I have a dask dataframe ddf
with a matrix ddf['X']
and a list of indices indices
. I want to select the features (columns) of ddf['X']
at the indices. My current implementation is
def subselect_variables(df):
subset = df.iloc[:, indices]
return subset
ddf_X = (
ddf['X']
.map_partitions(subselect_variables, meta={col: 'f4'for col in range(len(indices))})
)
ddf_X.to_parquet(
my_path,
engine='pyarrow',
schema=my_schema,
write_metadata_file=True,
row_group_size=my_row_group_size
)
But it results in the error pandas.errors.IndexingError: Too many indexers
. Can someone help?
I also tried to directly select the features
ddf_X = (
ddf['X']
.map_partitions(lambda df: df.iloc[:, indices], meta={col: 'f4'for col in range(len(indices))})
)
Which resulted in the same error.
I also tried replacing :
with slice(None)
, which also resulted in the same error.
Thanks for your suggestions! It led me in the right direction. Indeed, if ddf['X']

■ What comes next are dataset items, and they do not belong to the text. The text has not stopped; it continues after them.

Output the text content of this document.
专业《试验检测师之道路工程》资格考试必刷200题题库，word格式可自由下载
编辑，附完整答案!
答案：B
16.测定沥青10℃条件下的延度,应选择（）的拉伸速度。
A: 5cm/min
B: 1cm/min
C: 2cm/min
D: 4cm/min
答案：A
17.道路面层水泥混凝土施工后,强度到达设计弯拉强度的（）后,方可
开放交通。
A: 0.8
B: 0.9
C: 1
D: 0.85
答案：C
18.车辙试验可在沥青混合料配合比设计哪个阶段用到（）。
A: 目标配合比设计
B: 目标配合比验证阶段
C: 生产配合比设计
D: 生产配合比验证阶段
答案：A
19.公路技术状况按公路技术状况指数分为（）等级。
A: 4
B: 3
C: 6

is a Series, it must be treated as 1-dimensional. What you also need to consider is the meta assignment and the external function, as you might run out of memory. Here is the solution that worked:
def subselect_variables(df):
subset = df.map(lambda x: [x[i] for i in indices])
return subset
ddf_X = (
ddf['X']
.map_partitions(subselect_series, meta=('X', 'f4'))
)
To write it into a parquet file, you also need to cast it to a dask DataFrame, e.g. like
if isinstance(ddf_X, dd.Series):
ddf_X = ddf_X.to_frame(name='X')